Since this so rarely happens, it’s no wonder the sale of electric vibrators has soared along with eight and nine inch dildos. Most women never experience their orgasmic capacity. Once fully aroused, she could easily accommodate several men. The group sex days of the seventies showed us that after having sex with five to ten men, we were finally sexually satisfied.
Am I to assume that society’s recent war against women to turn back the clock on birth control and legal abortions is actually based upon mens deepest fears of being sexually outmatched? It’s true, women are more sexual! My advice to mankind is to relax and accept the truth that women are capable of mulitple orgasms spread out over hours.
The good news is that being with an authentically orgasmic woman riding the waves of sexual ecstasy is a thing of beauty to behold. Any sophisticated lover can enjoy the live action which will fulfill his every visual desire. An orgasmic woman is quite opposite Disney’s romantic image of girls kissed awake by a Prince. It’s far beyond what porn offers with its cartoon-like make believe sex with women pretending to enjoy his cock plunging into her every orifice that ends with her on her knees worshiping his phallus and sucking him off as he spews cum all over her face. That’s pathetic!
Finally, what will educators and therapists tell our already insecure male population with average five and a half inch penises? “Sorry old chap! You’re going to have to strap on an eight inch dildo in order to reach her sweet spot so she can have her vaginal orgasms!”
Instead of coming up with another “theory” or rehashing an old one, wouldn’t you agree that it’s time for sex professionals to ask what we can do to alleviate some of America’s sexual ignorance and misery? It’s way past time for society to get beyond the selfish male model of sexual response that doesn’t work for women who’ve been faking orgasms for centuries just to keep men happy and to keep the peace.
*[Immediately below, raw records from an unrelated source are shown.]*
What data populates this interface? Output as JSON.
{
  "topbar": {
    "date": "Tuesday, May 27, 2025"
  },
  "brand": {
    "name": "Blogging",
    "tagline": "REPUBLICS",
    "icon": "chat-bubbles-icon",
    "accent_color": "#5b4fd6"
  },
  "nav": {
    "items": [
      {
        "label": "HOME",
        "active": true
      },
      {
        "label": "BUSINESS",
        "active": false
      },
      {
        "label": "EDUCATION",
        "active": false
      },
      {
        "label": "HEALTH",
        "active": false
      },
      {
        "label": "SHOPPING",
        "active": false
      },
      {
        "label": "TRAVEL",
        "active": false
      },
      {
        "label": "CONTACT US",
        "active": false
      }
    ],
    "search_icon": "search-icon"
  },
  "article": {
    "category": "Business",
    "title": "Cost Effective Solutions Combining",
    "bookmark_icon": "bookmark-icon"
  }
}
Back in 1995, I first began answering the occasional question online free of charge. On my current website, I’ve spent the past ten years answering from five to ten questions a day. We just reached one million page views so our followers are many with an emphasis on youth. Borrowing a page from the anthropologist Margaret Meade, she claimed that answering questions was the best way to learn about any culture. I agree. I’ve learned that people are totally lost when it comes to sexual pleasures. Our American youth went from “Abstinence Only” to hard-core online porn for their sex education! I can tell you from personal and vast clinical experience that sexual pleasure rarely exists in our depressed and violent society today.
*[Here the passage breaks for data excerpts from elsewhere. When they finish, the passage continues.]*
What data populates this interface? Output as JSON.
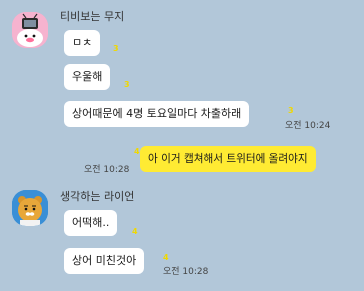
{
  "chat": {
    "group1": {
      "sender": "티비보는 무지",
      "messages": [
        {
          "text": "ㅁㅊ",
          "unread": "3"
        },
        {
          "text": "우울해",
          "unread": "3"
        },
        {
          "text": "상어때문에 4명 토요일마다 차출하래",
          "unread": "3",
          "time": "오전 10:24"
        }
      ]
    },
    "mine": {
      "text": "아 이거 캡쳐해서 트위터에 올려야지",
      "unread": "4",
      "time": "오전 10:28"
    },
    "group2": {
      "sender": "생각하는 라이언",
      "messages": [
        {
          "text": "어떡해..",
          "unread": "4"
        },
        {
          "text": "상어 미친것아",
          "unread": "4",
          "time": "오전 10:28"
        }
      ]
    }
  },
  "colors": {
    "background": "#b2c7d9",
    "my_bubble": "#ffeb33",
    "their_bubble": "#ffffff",
    "unread": "#f0d800"
  },
  "icons": {
    "avatar1": "muzi-avatar-icon",
    "avatar2": "ryan-avatar-icon"
  }
}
Instead of promoting the androcentric model of sex from the Victorian Era, I propose we create mutual pleasures between women and men by finally ending the debate of vaginal versus clitoral orgasms. Once we combine both clitoral and vaginal stimulation occurring at the same time, we create the Combination Orgasm thereby ending the age-old battle between the sexes.
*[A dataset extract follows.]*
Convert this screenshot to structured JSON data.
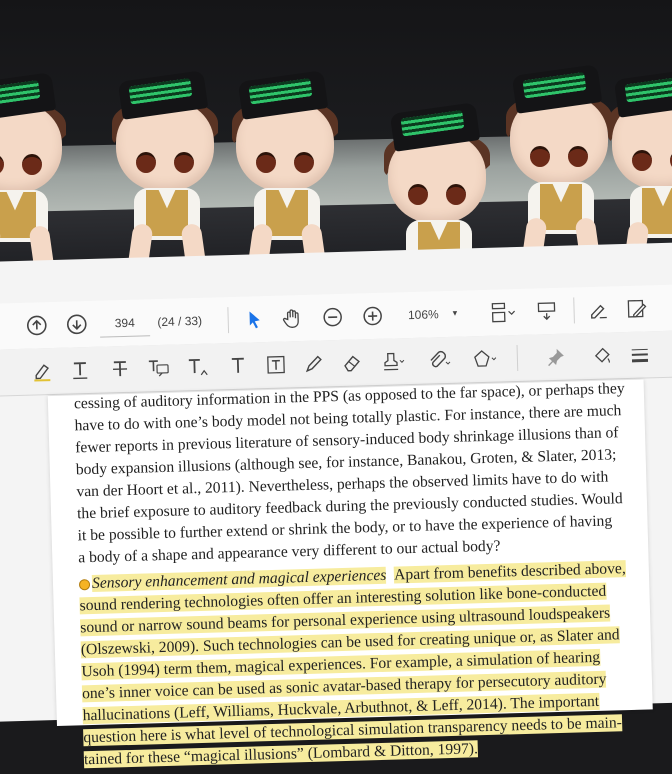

Add to this the vast array of new sex toys that offer even more pleasurable sensations with an abundance of orgasms and I wager we’ll have a more peaceful society. According to my extensive online research and clinical practice, the combination orgasm has enhanced numerous couple’s sex lives. I’d be interested to hear what you and other sex professionals think about my new paradigm to enable heterosexuals to share orgasms.